Sodium azide is said to be habitually used as a preservatives in some countries in the manufacture of wines, especially in the manufacture of strong sweet wines. Some contributions have appeared up to now on the detection and determination of azides in wines by use of its famous reaction with ferric ion to form a red-colored complex ion [Fe(N₃)]²⁺. Special considerations were paid on the determination procedure reported by Franchi.

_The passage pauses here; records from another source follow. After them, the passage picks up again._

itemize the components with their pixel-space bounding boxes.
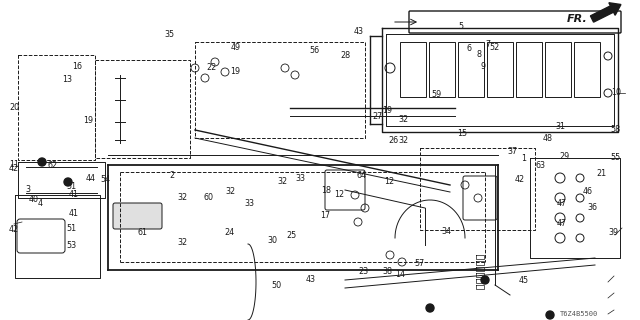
Text: 34: 34 (442, 227, 452, 236)
Text: 14: 14 (395, 270, 405, 279)
Text: 32: 32 (398, 136, 408, 145)
Text: 24: 24 (224, 228, 234, 237)
Text: 8: 8 (476, 50, 481, 59)
Text: 44: 44 (86, 174, 96, 183)
Text: 19: 19 (230, 67, 241, 76)
Text: 5: 5 (458, 22, 463, 31)
Text: 12: 12 (384, 177, 394, 186)
Bar (429, 42, 455, 97)
Text: 33: 33 (296, 174, 306, 183)
Text: 43: 43 (353, 27, 364, 36)
Text: 20: 20 (9, 103, 19, 112)
Text: 27: 27 (372, 112, 383, 121)
Text: 42: 42 (9, 164, 19, 173)
Text: 19: 19 (382, 106, 392, 115)
Text: 15: 15 (457, 129, 467, 138)
Text: 40: 40 (28, 195, 38, 204)
Text: 32: 32 (398, 115, 408, 124)
Text: 10: 10 (611, 88, 621, 97)
Text: 41: 41 (68, 190, 79, 199)
Text: 43: 43 (305, 275, 316, 284)
Text: 32: 32 (225, 187, 236, 196)
Text: 61: 61 (137, 228, 147, 237)
Text: 54: 54 (100, 175, 111, 184)
Text: 36: 36 (587, 203, 597, 212)
Text: 58: 58 (611, 125, 621, 134)
Text: 4: 4 (37, 199, 42, 208)
Circle shape (426, 304, 434, 312)
Text: 13: 13 (62, 75, 72, 84)
Text: 39: 39 (608, 228, 618, 237)
Text: 52: 52 (489, 43, 499, 52)
Bar (545, 42, 571, 97)
Text: 9: 9 (481, 62, 486, 71)
Text: 29: 29 (559, 152, 570, 161)
Text: 32: 32 (177, 193, 188, 202)
Text: 3: 3 (25, 185, 30, 194)
Text: 53: 53 (67, 241, 77, 250)
Text: 56: 56 (310, 46, 320, 55)
Text: 22: 22 (206, 63, 216, 72)
Text: 55: 55 (611, 153, 621, 162)
FancyBboxPatch shape (113, 203, 162, 229)
Text: 46: 46 (582, 187, 593, 196)
Text: 35: 35 (164, 30, 175, 39)
Text: 59: 59 (431, 90, 442, 99)
Text: 32: 32 (177, 238, 188, 247)
Text: 60: 60 (203, 193, 213, 202)
Text: 16: 16 (72, 62, 82, 71)
Text: 32: 32 (278, 177, 288, 186)
Text: 2: 2 (169, 171, 174, 180)
Bar (400, 42, 426, 97)
Circle shape (64, 178, 72, 186)
Text: 17: 17 (320, 211, 330, 220)
Text: 42: 42 (515, 175, 525, 184)
Text: 64: 64 (356, 171, 367, 180)
Text: 45: 45 (518, 276, 529, 285)
Text: 37: 37 (507, 147, 517, 156)
Text: 21: 21 (596, 169, 607, 178)
Text: 6: 6 (467, 44, 472, 53)
Circle shape (38, 158, 46, 166)
Text: 11: 11 (9, 160, 19, 169)
Text: 49: 49 (230, 43, 241, 52)
Circle shape (481, 276, 489, 284)
Text: 7: 7 (485, 40, 490, 49)
FancyArrow shape (591, 3, 621, 22)
Text: 41: 41 (68, 209, 79, 218)
Text: 47: 47 (557, 219, 567, 228)
Text: 1: 1 (521, 154, 526, 163)
Text: 48: 48 (542, 134, 552, 143)
Text: 38: 38 (382, 267, 392, 276)
Text: 63: 63 (536, 161, 546, 170)
Text: 23: 23 (358, 267, 369, 276)
Text: 57: 57 (414, 260, 424, 268)
Text: FR.: FR. (567, 14, 588, 24)
Text: 47: 47 (557, 199, 567, 208)
Text: T6Z4B5500: T6Z4B5500 (560, 311, 598, 317)
Text: 42: 42 (9, 225, 19, 234)
Bar (458, 42, 484, 97)
Text: 62: 62 (47, 161, 58, 170)
Text: 12: 12 (334, 190, 344, 199)
Text: 19: 19 (83, 116, 93, 125)
Text: 30: 30 (267, 236, 277, 245)
Text: 26: 26 (388, 136, 399, 145)
Text: 51: 51 (67, 224, 77, 233)
Bar (487, 42, 513, 97)
Bar (574, 42, 600, 97)
Text: 31: 31 (555, 122, 565, 131)
Text: 18: 18 (321, 186, 332, 195)
Bar (516, 42, 542, 97)
Text: 51: 51 (67, 182, 77, 191)
Circle shape (546, 311, 554, 319)
Text: 50: 50 (271, 281, 282, 290)
Text: 28: 28 (340, 51, 351, 60)
Text: 25: 25 (286, 231, 296, 240)
Text: 33: 33 (244, 199, 255, 208)
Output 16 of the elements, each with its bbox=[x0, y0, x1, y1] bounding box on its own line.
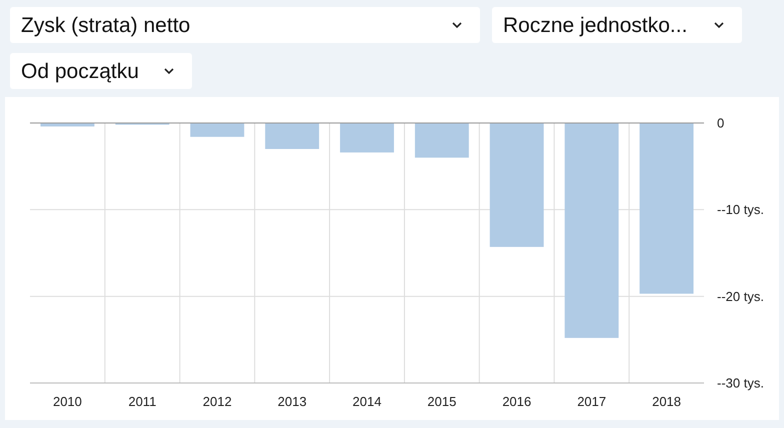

In the concentration process for the evaporation of ethanol, enough sodium hydroxide should have been added to maintain the pH alkaline throughout the process. In the steam distillation process, the distillate is captured each 10ml (until 30ml is obtained) in dilute alkaline solutions, the 1st and 2nd portions (total 20ml) being used as sample solution while the 3rd portion as control solution in the latter procedure. In the color development procedure, the addition of buffer solution was proved to be of no use, since the color intensity was affected even by a little deviation of pH while the addition of concentrated buffer affected itself on the color development. The procedure finally settled is as follow:
“Add 5ml of 4-N NaOH into 100ml of wine, then concentrate to about a half of its volume on boiling water bath. Pour the remaining solution into distillation flask, add 10ml of 3% H₂O₂ (for the destruction of sulfite) and 10ml of 4-N H₂SO₄, connect the flask with steam distillation apparatus, then commence distillation immediately. Continue distillation until 30ml of distillate is obtained, absorbing each 10ml of distillate into three absorption flasks each containing 5ml of 0.05-N NaOH solution. Add to each flask 10ml of ferric chloride solution (prepared by dissolving 48.3g of crystalline ferric chloride and made up to 100ml), then measure the color intensities of 1st and 2nd distillate at the wavelength of 460nm by use of the 3rd distillate as the control.”
Recoveries of 3ppm of sodium azide added to wines were found to be 96.4±3.1%, the detection limit being 0.2ppm.